According to a study by Corporate Visions, only one in 10 companies consider their sales training and demand generation functions to be perfectly aligned. This is a startling problem, and it’s more than just revenue that gets lost.
61% of B2B marketers send all leads directly to sales. However, at the average company, only 27% of those leads will be qualified. When the two departments aren’t communicating clearly, marketers misalign their actions with what sales needs to close the deal. As a result, leads get handed off too early, and the sales department wastes valuable time trying to convert them into customers. Those leads often become cold, or worse: they end up in the hands of your competitors.

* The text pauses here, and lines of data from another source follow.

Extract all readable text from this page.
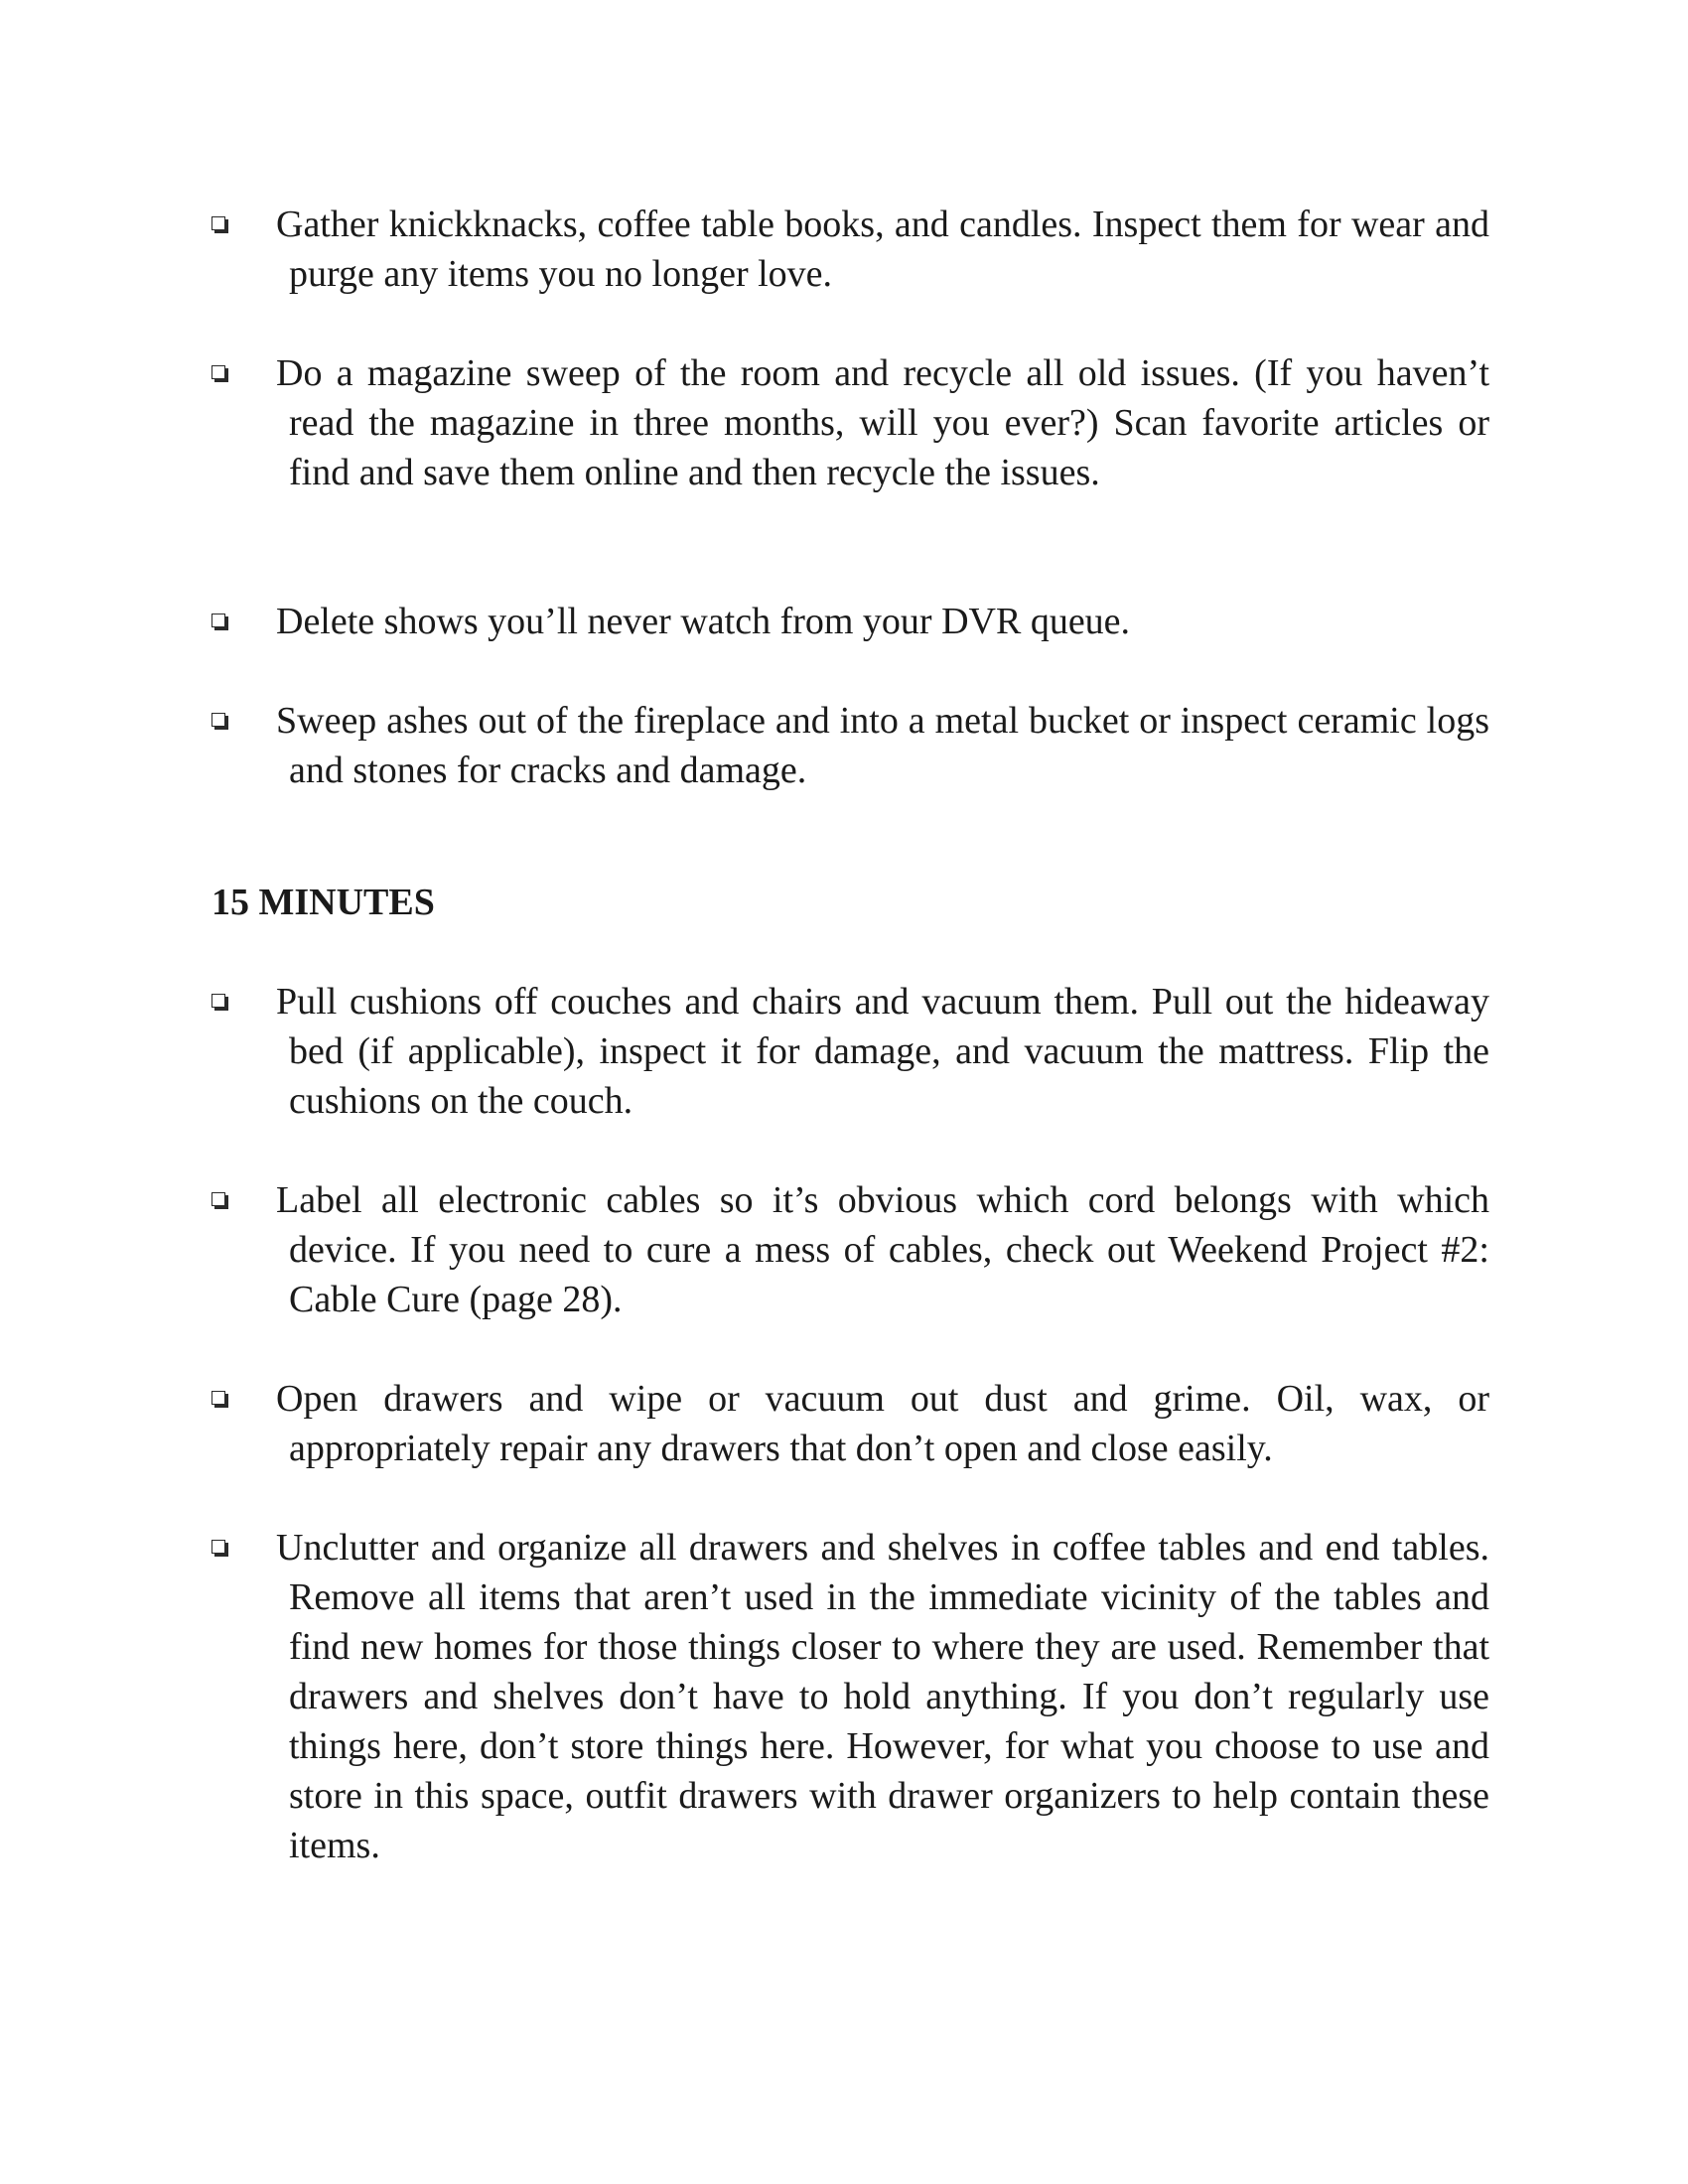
Gather knickknacks, coffee table books, and candles. Inspect them for wear and purge any items you no longer love.

Do a magazine sweep of the room and recycle all old issues. (If you haven’t read the magazine in three months, will you ever?) Scan favorite articles or find and save them online and then recycle the issues.

Delete shows you’ll never watch from your DVR queue.

Sweep ashes out of the fireplace and into a metal bucket or inspect ceramic logs and stones for cracks and damage.

15 MINUTES

Pull cushions off couches and chairs and vacuum them. Pull out the hideaway bed (if applicable), inspect it for damage, and vacuum the mattress. Flip the cushions on the couch.

Label all electronic cables so it’s obvious which cord belongs with which device. If you need to cure a mess of cables, check out Weekend Project #2: Cable Cure (page 28).

Open drawers and wipe or vacuum out dust and grime. Oil, wax, or appropriately repair any drawers that don’t open and close easily.

Unclutter and organize all drawers and shelves in coffee tables and end tables. Remove all items that aren’t used in the immediate vicinity of the tables and find new homes for those things closer to where they are used. Remember that drawers and shelves don’t have to hold anything. If you don’t regularly use things here, don’t store things here. However, for what you choose to use and store in this space, outfit drawers with drawer organizers to help contain these items.
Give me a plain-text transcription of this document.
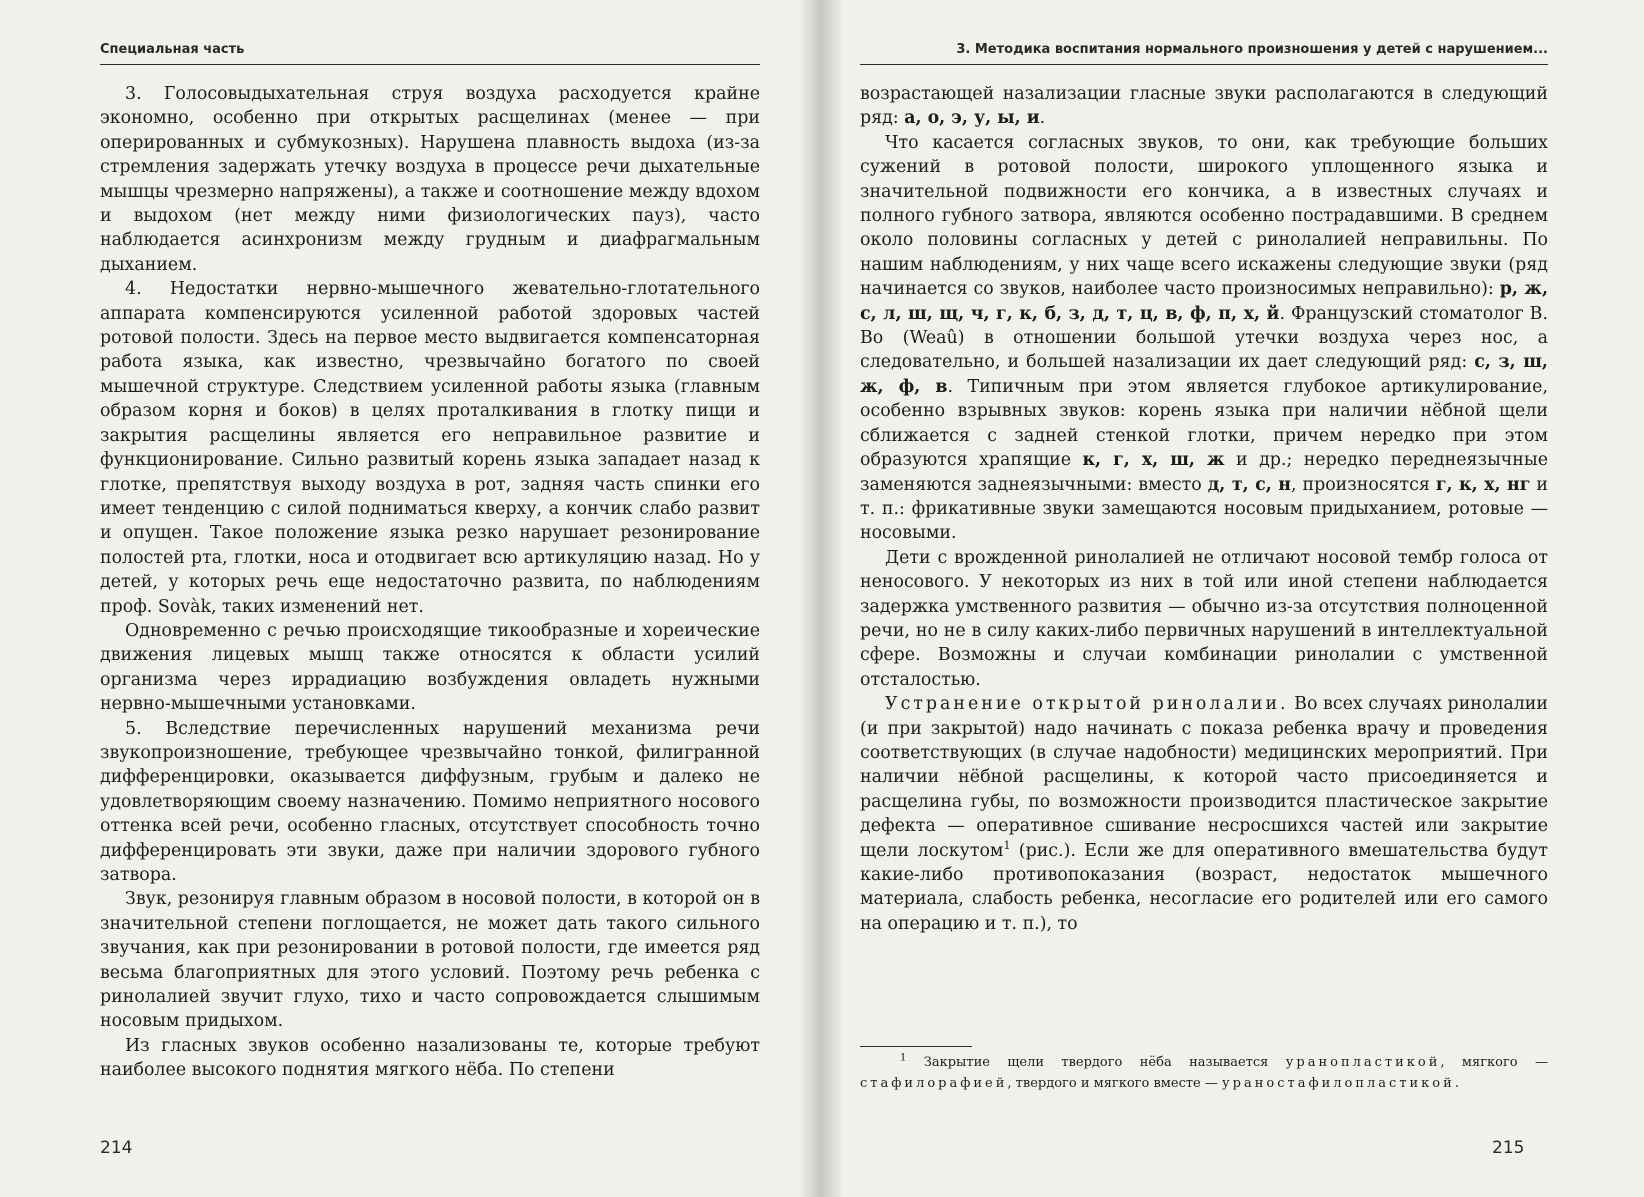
Специальная часть

3. Голосовыдыхательная струя воздуха расходуется крайне экономно, особенно при открытых расщелинах (менее — при оперированных и субмукозных). Нарушена плавность выдоха (из-за стремления задержать утечку воздуха в процессе речи дыхательные мышцы чрезмерно напряжены), а также и соотношение между вдохом и выдохом (нет между ними физиологических пауз), часто наблюдается асинхронизм между грудным и диафрагмальным дыханием.

4. Недостатки нервно-мышечного жевательно-глотательного аппарата компенсируются усиленной работой здоровых частей ротовой полости. Здесь на первое место выдвигается компенсаторная работа языка, как известно, чрезвычайно богатого по своей мышечной структуре. Следствием усиленной работы языка (главным образом корня и боков) в целях проталкивания в глотку пищи и закрытия расщелины является его неправильное развитие и функционирование. Сильно развитый корень языка западает назад к глотке, препятствуя выходу воздуха в рот, задняя часть спинки его имеет тенденцию с силой подниматься кверху, а кончик слабо развит и опущен. Такое положение языка резко нарушает резонирование полостей рта, глотки, носа и отодвигает всю артикуляцию назад. Но у детей, у которых речь еще недостаточно развита, по наблюдениям проф. Sovàk, таких изменений нет.

Одновременно с речью происходящие тикообразные и хореические движения лицевых мышц также относятся к области усилий организма через иррадиацию возбуждения овладеть нужными нервно-мышечными установками.

5. Вследствие перечисленных нарушений механизма речи звукопроизношение, требующее чрезвычайно тонкой, филигранной дифференцировки, оказывается диффузным, грубым и далеко не удовлетворяющим своему назначению. Помимо неприятного носового оттенка всей речи, особенно гласных, отсутствует способность точно дифференцировать эти звуки, даже при наличии здорового губного затвора.

Звук, резонируя главным образом в носовой полости, в которой он в значительной степени поглощается, не может дать такого сильного звучания, как при резонировании в ротовой полости, где имеется ряд весьма благоприятных для этого условий. Поэтому речь ребенка с ринолалией звучит глухо, тихо и часто сопровождается слышимым носовым придыхом.

Из гласных звуков особенно назализованы те, которые требуют наиболее высокого поднятия мягкого нёба. По степени

214
3. Методика воспитания нормального произношения у детей с нарушением...

возрастающей назализации гласные звуки располагаются в следующий ряд: а, о, э, у, ы, и.

Что касается согласных звуков, то они, как требующие больших сужений в ротовой полости, широкого уплощенного языка и значительной подвижности его кончика, а в известных случаях и полного губного затвора, являются особенно пострадавшими. В среднем около половины согласных у детей с ринолалией неправильны. По нашим наблюдениям, у них чаще всего искажены следующие звуки (ряд начинается со звуков, наиболее часто произносимых неправильно): р, ж, с, л, ш, щ, ч, г, к, б, з, д, т, ц, в, ф, п, х, й. Французский стоматолог В. Во (Weaû) в отношении большой утечки воздуха через нос, а следовательно, и большей назализации их дает следующий ряд: с, з, ш, ж, ф, в. Типичным при этом является глубокое артикулирование, особенно взрывных звуков: корень языка при наличии нёбной щели сближается с задней стенкой глотки, причем нередко при этом образуются храпящие к, г, х, ш, ж и др.; нередко переднеязычные заменяются заднеязычными: вместо д, т, с, н, произносятся г, к, х, нг и т. п.: фрикативные звуки замещаются носовым придыханием, ротовые — носовыми.

Дети с врожденной ринолалией не отличают носовой тембр голоса от неносового. У некоторых из них в той или иной степени наблюдается задержка умственного развития — обычно из-за отсутствия полноценной речи, но не в силу каких-либо первичных нарушений в интеллектуальной сфере. Возможны и случаи комбинации ринолалии с умственной отсталостью.

Устранение открытой ринолалии. Во всех случаях ринолалии (и при закрытой) надо начинать с показа ребенка врачу и проведения соответствующих (в случае надобности) медицинских мероприятий. При наличии нёбной расщелины, к которой часто присоединяется и расщелина губы, по возможности производится пластическое закрытие дефекта — оперативное сшивание несросшихся частей или закрытие щели лоскутом$^1$ (рис.). Если же для оперативного вмешательства будут какие-либо противопоказания (возраст, недостаток мышечного материала, слабость ребенка, несогласие его родителей или его самого на операцию и т. п.), то

$^1$ Закрытие щели твердого нёба называется уранопластикой, мягкого — стафилорафией, твердого и мягкого вместе — ураностафилопластикой.
215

60-70% of B2B content created is never used. Why? The most cited reason is because the topic is irrelevant to potential buyers. This is totally preventable. It simply requires that marketers capture insights from sales staff about conversations they’re having with prospects in the field. These insights can help marketers determine what content will resonate with potential buyers most and then develop assets accordingly. When conversations about content direction are skipped, the sales team is left with literature they don’t use, and marketers waste countless hours churning out material irrelevant to the needs of the customer.
When there’s strong alignment between sales and marketing, the pipeline moves efficiently. More high quality leads come in, salespeople are able to close deals more quickly, and customers stay satisfied longer. Misalignment breeds just the opposite: lead volume decreases, the quality of leads drop, and salespeople have a more difficult time closing deals. In fact, 25% of marketers with integrated strategies that align with sales report that sales teams contact prospects within one day — but only 10% of marketers without integrated strategies report the same follow-up time.
How have you seen marketing/sales alignment change your business for the better — and how have you seen misalignment hold your organization back?